Bu kanıya kaynak olan ilk öğe ise Sait Faik'in kimi öykülerdeki dili. Diğer eserlerindeki gibi sabit ve net değil; farklı anlatım üsluplarını, farklı duygulanımları ve imgelemeleri denediği gözlemleniyor yazarın dil arayışında. Buna rağmen kelimeler fışkırırcasına çıkmış kaleminden; basınca daha fazla dayanamayıp patlayan bir borudan fışkıran su gibi. Yazarın, yıllar sonra yazmaya uzun bir ara verdikten sonra söyleyeceği "Yazmasaydım deli olacaktım" sözü yalnızca yazıdan uzak kaldığı dönem için değil, varoluşundan başlayan bir sancı olarak gösteriyor kendisini bu noktada. 

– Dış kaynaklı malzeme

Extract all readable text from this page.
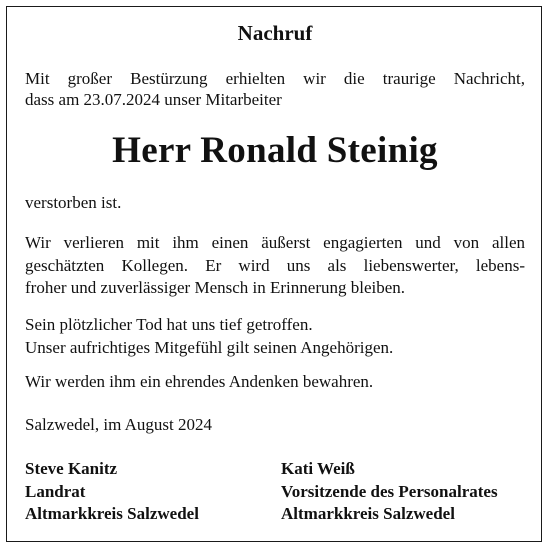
Nachruf
Mit großer Bestürzung erhielten wir die traurige Nachricht,
dass am 23.07.2024 unser Mitarbeiter
Herr Ronald Steinig
verstorben ist.
Wir verlieren mit ihm einen äußerst engagierten und von allen
geschätzten Kollegen. Er wird uns als liebenswerter, lebens-
froher und zuverlässiger Mensch in Erinnerung bleiben.
Sein plötzlicher Tod hat uns tief getroffen.
Unser aufrichtiges Mitgefühl gilt seinen Angehörigen.
Wir werden ihm ein ehrendes Andenken bewahren.
Salzwedel, im August 2024
Steve Kanitz
Landrat
Altmarkkreis Salzwedel
Kati Weiß
Vorsitzende des Personalrates
Altmarkkreis Salzwedel
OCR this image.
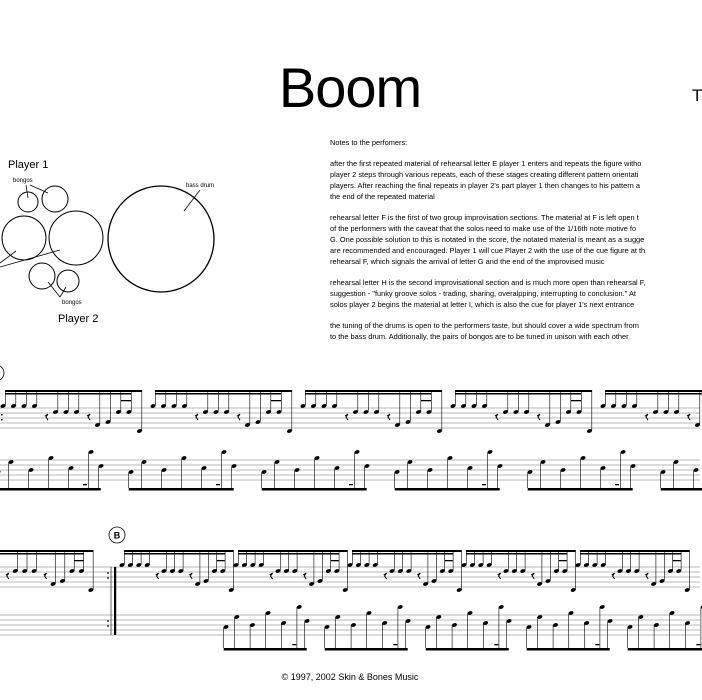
Boom	T
Notes to the perfomers:
after the first repeated material of rehearsal letter E player 1 enters and repeats the figure witho
player 2 steps through various repeats, each of these stages creating different pattern orientati
players. After reaching the final repeats in player 2's part player 1 then changes to his pattern a
the end of the repeated material
rehearsal letter F is the first of two group improvisation sections. The material at F is left open t
of the performers with the caveat that the solos need to make use of the 1/16th note motive fo
G. One possible solution to this is notated in the score, the notated material is meant as a sugge
are recommended and encouraged. Player 1 will cue Player 2 with the use of the cue figure at th
rehearsal F, which signals the arrival of letter G and the end of the improvised music
rehearsal letter H is the second improvisational section and is much more open than rehearsal F,
suggestion - "funky groove solos - trading, sharing, overalpping, interrupting to conclusion." At
solos player 2 begins the material at letter I, which is also the cue for player 1's next entrance
the tuning of the drums is open to the performers taste, but should cover a wide spectrum from
to the bass drum. Additionally, the pairs of bongos are to be tuned in unison with each other
Player 1
bongos
bass drum
bongos
Player 2
B
© 1997, 2002 Skin & Bones Music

Konu seçimlerinde hayatın ufak detaylarına eğilmeye o zamanlardan başlamış yazar. Bir semaverden yola çıkarak işçinin hazin öyküsünü, bir gemi maketi yardımıyla öksüz bir çocuğun dışlanmışlığını, yalnız bir gecede sarhoşluğun keyfini anlattığı öyküler mevcut. Bunların yanı sıra ise daha uzun soluklu, kurgu ağırlıklı İhityar Talebe gibi kimi, sonradan edineceği, tarzının dışına da çıkmış hikayeler de yer alıyor Semaver'de. Öykülerin bir  diğer özelliği de belirli bir duyguya yoğunlaşmaktan ziyade hayatın bir yansıması gibi her duyguya yer vermeleri. Kederin tatlılığı, yalnızlığın kekremsi huzuru, mutluluğun mahzunluğu gibi siyah ya da beyaz olmayan, gri tonlarında bir hissiyata sürüklüyor öyküler sık sık. 

Söz konusu Sait Faik gibi bir usta olunca fazla söz söylemek de yersiz kaçıyor haliyle. Sait Faik'siz bir Türk edebiyatı düşünülemeyeceği gibi, onunla henüz tanışmayan bir okur da gün gelip de karşılaştığında pişmanlık duyacaktır geç kalmışlığından. Duymasın; Sait Faik'in öyküleri açar kucağını, affeder...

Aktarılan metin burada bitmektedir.